Мишка легонько покусал её за ухо и в это же ухо спросил, предусмотрительно приглушив звук:
— Он больше не появлялся?
— Нет. И не звонил.
— Это была первая миссия Настойки Аира — и сразу успешная, а?
И уже снова наглаживал её ноги, бормоча, что явно подобрал эту самую Альбу во льдах Арктики.
— Жаль, я не догадалась забрать ту коробочку из-под настойки аира из мусора в фонтане.
— Зачем тебе коробочка, если у тебя есть целый я?
— И правда. «Ты не похож на архиерея, Азазелло»!
— Надеюсь, я и на Азазелло не похож?
— Разве что шириной плеч, — сказала Сашка и поцеловала его в ближайшее к её губам плечо. — И крылья у тебя белые, так ведь? Ты их прячешь в попе.
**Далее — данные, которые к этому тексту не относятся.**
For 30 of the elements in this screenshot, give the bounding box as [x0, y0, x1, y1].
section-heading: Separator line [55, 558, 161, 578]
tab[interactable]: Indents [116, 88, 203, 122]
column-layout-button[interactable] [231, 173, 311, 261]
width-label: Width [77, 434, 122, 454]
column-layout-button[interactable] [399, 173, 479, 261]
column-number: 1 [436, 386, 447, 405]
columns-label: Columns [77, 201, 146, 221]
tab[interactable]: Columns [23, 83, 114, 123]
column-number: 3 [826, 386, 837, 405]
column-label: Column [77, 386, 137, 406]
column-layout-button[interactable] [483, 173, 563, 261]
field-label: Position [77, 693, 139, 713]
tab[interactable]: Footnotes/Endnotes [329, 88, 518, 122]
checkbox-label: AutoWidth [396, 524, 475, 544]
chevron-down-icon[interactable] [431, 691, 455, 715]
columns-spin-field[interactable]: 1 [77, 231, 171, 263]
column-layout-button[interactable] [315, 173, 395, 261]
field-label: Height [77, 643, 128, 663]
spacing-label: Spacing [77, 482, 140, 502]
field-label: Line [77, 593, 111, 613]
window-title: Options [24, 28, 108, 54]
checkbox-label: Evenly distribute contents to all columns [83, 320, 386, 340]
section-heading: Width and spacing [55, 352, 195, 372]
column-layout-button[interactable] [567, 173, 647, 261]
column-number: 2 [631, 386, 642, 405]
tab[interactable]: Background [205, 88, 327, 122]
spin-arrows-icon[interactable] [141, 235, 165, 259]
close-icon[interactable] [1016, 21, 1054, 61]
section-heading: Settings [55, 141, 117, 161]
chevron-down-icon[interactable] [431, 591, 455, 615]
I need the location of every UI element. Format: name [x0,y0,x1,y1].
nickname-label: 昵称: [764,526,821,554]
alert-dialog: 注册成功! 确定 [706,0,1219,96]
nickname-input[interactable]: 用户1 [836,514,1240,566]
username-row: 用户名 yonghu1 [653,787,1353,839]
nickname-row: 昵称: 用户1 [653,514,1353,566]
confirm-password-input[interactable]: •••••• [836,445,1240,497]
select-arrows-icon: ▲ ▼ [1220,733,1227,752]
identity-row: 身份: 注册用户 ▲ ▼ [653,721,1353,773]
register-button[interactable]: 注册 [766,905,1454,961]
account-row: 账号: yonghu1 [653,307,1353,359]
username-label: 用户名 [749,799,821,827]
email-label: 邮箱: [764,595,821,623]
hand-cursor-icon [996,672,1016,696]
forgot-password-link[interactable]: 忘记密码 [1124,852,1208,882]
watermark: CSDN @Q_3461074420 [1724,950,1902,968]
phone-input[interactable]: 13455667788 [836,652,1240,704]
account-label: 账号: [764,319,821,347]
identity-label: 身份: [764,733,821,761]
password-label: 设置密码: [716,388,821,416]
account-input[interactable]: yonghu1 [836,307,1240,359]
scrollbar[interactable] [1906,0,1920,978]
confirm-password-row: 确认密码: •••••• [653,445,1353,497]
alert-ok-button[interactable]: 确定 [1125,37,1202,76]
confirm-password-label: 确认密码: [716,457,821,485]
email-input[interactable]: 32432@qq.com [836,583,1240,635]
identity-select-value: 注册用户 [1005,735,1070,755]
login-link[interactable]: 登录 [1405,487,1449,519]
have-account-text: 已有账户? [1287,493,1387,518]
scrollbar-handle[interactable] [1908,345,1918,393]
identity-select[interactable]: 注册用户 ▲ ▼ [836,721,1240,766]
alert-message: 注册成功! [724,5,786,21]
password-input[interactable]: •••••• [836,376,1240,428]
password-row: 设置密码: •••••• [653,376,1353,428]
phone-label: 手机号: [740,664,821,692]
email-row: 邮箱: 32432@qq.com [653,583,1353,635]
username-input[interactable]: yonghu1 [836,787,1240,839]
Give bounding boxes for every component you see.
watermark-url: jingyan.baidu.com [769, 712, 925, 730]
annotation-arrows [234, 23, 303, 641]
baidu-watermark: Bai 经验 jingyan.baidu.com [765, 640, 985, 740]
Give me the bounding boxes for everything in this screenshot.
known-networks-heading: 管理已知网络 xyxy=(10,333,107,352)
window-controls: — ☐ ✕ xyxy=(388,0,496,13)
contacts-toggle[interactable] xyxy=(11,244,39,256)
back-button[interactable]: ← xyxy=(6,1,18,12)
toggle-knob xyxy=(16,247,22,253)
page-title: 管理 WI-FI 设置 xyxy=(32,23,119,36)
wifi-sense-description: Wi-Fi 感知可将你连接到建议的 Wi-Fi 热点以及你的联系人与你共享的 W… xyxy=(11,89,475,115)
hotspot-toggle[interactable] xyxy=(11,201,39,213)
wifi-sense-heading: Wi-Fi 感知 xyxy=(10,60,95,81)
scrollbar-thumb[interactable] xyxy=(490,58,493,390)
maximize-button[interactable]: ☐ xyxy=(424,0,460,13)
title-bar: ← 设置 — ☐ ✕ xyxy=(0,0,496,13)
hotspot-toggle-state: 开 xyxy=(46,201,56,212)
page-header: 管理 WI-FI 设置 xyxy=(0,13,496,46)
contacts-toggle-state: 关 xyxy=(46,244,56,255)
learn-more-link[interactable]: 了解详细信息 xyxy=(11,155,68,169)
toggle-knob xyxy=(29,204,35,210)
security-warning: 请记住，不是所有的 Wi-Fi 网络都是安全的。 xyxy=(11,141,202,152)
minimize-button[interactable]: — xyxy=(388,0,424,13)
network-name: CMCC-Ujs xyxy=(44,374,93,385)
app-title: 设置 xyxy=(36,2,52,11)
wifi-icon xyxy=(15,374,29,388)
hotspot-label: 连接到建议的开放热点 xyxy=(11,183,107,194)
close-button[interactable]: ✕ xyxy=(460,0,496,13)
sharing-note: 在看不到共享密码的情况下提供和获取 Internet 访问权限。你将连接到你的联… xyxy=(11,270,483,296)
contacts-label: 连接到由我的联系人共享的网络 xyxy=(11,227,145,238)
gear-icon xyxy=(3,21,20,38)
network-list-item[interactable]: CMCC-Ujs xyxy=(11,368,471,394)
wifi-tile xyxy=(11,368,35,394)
Он рассмеялся, потянулся за поцелуем.
— Жаль, что на Баунти у людей не было крыльев, — сказала Сашка, одарив его только лёгким касанием губ. Ей хотелось говорить с ним. Никогда и ни с кем ей не было так легко в беседе. — Надо было вписать в ту формулу.
— Ничего, зато во время любви у них появляется чувство полёта.
— Как у жука-джентльмена рядом с Дюймовочкой, да? Знаешь, когда я была маленькой, я так хотела, чтобы жук женился на Дюймовочке!.. Даже рисовала их свадьбу, и как они заведут дом. Вот почему он оказался таким надутым и подлым? Бросил её — и это после того, как она согласилась стать его женой!
— Потому что жук, — его плечо рядом с её губами двинулось туда-сюда.
— И то правда, — вздохнула Саша. — А помнишь, рассказ Брэдбери «Всё лето в один день»? Вот так же и у нас весь медовый месяц в один день должен уместиться.
— И детей у них бы не было, — сказал Мишка, всё ещё оставаясь в теме «Дюймовочки».
Саша отстранилась.
— Вот и хорошо. Любили бы друг друга и горя бы не знали с этими детьми. Миша, ты же мне правду сказал? У нас точно не будет детей? А то представляешь, что будет, когда я заявлю маме, что тоже беременна! Нет, уж лучше Торпа. Или миллиарды лет в холоде вселенной.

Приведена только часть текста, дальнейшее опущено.